1849 – 2023: Timbre rouge c’est terminé , distribution du courrier urgent J+1 terminé ...

Un service plus cher, un service dégradé , des emplois menacés …

Disparition du TIMBRE ROUGE  : postiers et usagers trinquent

Alors que la direction de La Poste a annoncé la dématérialisation de cette vignette, sous couvert de mieux répondre aux besoins des usagers, les syndicats alertent sur cette numérisation forcée et les restructurations à venir.

Le jeudi 4 Août 2022

Par Cécile Rousseau

La fin d’une époque. Le 21 juillet, l’annonce par La Poste de la suppression du timbre rouge a suscité l’émotion. Né en 1849, il était utilisé pour les lettres prioritaires depuis 1969. À partir du 1er janvier 2023, il laissera la place à une e-lettre dématérialisée, envoyée depuis laposte.fr jusqu’à 20 heures, puis imprimée dans la plateforme de tri et distribuée le lendemain sous forme d’enveloppe ornée d’un dessin de timbre rouge. Cette révolution, qui permettra, selon La Poste de « mieux répondre aux nouveaux usages des clients », devrait surtout engendrer 110 à 130 millions d’euros d’économie et acter la généralisation de la distribution des missives à J + 3. Mais d’autres zones d’ombre persistent.

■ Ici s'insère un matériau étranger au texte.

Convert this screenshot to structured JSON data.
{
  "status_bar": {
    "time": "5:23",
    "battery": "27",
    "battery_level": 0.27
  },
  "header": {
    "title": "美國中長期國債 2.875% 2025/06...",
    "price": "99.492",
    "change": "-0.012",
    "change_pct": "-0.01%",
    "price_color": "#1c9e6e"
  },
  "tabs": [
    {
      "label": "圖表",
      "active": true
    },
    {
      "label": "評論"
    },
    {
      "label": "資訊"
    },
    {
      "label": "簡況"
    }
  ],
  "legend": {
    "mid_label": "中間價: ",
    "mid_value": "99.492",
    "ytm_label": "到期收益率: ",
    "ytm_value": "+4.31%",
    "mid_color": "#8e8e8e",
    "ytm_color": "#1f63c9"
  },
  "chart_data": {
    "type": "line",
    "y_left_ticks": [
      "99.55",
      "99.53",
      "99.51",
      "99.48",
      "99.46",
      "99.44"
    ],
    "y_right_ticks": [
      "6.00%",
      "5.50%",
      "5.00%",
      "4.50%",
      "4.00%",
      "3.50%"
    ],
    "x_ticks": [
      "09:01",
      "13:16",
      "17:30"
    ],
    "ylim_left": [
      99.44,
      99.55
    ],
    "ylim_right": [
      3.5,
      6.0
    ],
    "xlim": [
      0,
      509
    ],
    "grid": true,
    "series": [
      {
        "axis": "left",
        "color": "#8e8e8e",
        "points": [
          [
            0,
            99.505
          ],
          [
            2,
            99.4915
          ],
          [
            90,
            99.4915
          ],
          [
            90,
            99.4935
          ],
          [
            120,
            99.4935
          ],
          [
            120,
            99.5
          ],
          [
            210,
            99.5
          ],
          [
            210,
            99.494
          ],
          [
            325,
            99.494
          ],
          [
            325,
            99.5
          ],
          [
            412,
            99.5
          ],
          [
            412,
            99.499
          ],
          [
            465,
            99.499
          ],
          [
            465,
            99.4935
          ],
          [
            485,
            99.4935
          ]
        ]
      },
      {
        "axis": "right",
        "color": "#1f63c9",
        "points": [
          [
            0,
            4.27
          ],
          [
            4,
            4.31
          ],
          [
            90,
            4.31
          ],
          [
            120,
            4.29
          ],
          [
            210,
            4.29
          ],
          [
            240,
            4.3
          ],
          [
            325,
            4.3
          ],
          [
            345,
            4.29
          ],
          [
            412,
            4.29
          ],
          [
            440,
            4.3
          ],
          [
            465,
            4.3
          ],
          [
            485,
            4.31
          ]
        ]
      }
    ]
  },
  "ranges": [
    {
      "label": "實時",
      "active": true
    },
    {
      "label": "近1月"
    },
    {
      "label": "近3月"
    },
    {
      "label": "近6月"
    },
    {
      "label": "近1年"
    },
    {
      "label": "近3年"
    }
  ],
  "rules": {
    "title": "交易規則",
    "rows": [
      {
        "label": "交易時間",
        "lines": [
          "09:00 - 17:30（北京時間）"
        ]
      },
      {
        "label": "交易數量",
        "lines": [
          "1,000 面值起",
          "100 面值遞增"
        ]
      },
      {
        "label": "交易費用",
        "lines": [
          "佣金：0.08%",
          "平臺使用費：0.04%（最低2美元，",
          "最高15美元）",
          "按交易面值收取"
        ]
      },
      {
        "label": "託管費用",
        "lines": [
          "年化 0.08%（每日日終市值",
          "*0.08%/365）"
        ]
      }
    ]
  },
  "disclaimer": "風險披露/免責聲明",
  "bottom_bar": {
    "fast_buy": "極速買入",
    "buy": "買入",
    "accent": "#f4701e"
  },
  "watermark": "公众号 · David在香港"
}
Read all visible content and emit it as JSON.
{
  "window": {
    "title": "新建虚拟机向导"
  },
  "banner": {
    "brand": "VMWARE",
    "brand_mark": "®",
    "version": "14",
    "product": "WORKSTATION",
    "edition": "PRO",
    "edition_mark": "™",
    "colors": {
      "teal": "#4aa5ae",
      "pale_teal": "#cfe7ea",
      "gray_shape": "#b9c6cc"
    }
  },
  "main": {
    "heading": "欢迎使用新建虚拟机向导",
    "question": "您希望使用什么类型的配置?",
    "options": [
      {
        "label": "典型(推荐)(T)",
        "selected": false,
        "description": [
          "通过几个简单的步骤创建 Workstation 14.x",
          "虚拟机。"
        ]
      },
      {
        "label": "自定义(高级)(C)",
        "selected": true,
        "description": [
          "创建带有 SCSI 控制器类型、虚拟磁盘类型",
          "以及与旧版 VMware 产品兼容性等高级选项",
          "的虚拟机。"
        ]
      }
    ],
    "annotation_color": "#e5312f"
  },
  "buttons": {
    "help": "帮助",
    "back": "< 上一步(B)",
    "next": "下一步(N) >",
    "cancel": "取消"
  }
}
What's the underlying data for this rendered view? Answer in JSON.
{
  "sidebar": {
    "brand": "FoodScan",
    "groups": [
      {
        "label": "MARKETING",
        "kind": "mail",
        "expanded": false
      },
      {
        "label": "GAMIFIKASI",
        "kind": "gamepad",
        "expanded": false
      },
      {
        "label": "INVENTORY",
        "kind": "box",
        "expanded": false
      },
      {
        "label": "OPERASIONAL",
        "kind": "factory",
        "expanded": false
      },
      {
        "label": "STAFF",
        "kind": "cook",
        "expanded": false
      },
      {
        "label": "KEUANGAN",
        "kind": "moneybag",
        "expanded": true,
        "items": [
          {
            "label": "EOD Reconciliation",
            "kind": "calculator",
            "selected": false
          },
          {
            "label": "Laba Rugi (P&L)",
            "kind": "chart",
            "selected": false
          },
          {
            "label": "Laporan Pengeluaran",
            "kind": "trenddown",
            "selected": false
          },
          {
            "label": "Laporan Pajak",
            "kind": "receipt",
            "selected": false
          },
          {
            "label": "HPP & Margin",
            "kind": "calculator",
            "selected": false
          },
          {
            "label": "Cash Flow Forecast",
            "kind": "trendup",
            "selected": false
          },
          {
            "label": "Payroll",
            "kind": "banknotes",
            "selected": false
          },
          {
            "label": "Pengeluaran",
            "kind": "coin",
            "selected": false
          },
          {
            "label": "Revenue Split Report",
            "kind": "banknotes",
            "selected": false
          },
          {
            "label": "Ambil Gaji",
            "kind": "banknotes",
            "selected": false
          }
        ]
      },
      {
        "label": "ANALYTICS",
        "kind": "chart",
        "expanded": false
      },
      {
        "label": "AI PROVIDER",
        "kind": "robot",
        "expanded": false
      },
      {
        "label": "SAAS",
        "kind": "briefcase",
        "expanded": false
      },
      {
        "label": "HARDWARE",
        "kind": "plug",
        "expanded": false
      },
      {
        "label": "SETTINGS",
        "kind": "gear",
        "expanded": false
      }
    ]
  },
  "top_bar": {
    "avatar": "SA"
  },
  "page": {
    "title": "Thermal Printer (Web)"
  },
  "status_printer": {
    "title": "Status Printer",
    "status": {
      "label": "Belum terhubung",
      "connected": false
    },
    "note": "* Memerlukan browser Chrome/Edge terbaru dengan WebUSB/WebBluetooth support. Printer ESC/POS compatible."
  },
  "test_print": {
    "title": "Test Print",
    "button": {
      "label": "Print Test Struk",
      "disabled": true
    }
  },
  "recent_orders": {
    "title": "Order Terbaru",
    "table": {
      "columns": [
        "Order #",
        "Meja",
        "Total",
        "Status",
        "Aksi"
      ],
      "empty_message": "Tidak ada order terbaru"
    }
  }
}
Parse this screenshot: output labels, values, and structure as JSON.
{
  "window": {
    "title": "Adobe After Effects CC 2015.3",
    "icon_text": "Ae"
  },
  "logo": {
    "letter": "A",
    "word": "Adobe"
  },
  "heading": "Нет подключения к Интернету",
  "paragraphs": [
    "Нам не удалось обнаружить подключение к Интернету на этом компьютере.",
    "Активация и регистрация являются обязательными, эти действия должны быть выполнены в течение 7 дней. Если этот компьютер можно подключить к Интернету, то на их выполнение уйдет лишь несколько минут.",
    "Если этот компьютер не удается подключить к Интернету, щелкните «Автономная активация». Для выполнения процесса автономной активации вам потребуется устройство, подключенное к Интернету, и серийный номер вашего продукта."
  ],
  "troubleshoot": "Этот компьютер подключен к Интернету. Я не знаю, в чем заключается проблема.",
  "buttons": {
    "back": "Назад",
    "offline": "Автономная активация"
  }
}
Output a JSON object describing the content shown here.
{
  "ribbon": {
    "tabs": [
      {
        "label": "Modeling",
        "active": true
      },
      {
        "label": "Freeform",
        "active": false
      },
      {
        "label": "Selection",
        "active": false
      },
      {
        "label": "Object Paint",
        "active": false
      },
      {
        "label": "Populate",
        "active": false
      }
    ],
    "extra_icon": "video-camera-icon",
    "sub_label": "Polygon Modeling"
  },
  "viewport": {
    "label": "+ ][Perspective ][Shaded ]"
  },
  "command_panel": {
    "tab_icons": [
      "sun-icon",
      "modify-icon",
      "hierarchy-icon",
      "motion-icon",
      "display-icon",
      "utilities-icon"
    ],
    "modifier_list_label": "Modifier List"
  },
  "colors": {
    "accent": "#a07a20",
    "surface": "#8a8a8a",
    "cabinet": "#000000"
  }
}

Une disparition orchestrée

Selon La Poste, « les ménages envoyaient 45 lettres prioritaires par an en 2010 », contre « seulement cinq en 2021 ». Si la chute globale du courrier n’est pas contestée (– 60% entre 2008 et 2021), en lien notamment avec la numérisation des échanges, elle ne suffit pas à expliquer cette désaffection brutale pour le timbre rouge. L’entreprise met en avant le fait que la lettre verte (transmission à J + 2) est « plébiscitée » par les usagers. Dans les faits, le timbre rouge n’était plus vendu dans de nombreux endroits, bureaux de poste ou de tabac et automates, depuis un bon moment. « On l’a supprimé de manière drastique, dénonce Eddy Talbot de la fédération SUD PTT . C’est pour cela qu’il y a une baisse globale du trafic urgent : il s’est reporté vers le timbre vert. C’est une politique volontariste et concertée. Les buralistes avaient un pourcentage supplémentaire s’ils privilégiaient la vente du timbre vert. Sans compter que les tarifs du timbre rouge n’ont cessé d’augmenter. » Pour Romain Boillon, de la FAPT CGT, la chute de trafic devrait encore s’aggraver : « La société va de plus en plus vite, mais on ralentit volontairement le courrier. Plus l’acheminement va être long, plus les gens vont s’en détourner ! »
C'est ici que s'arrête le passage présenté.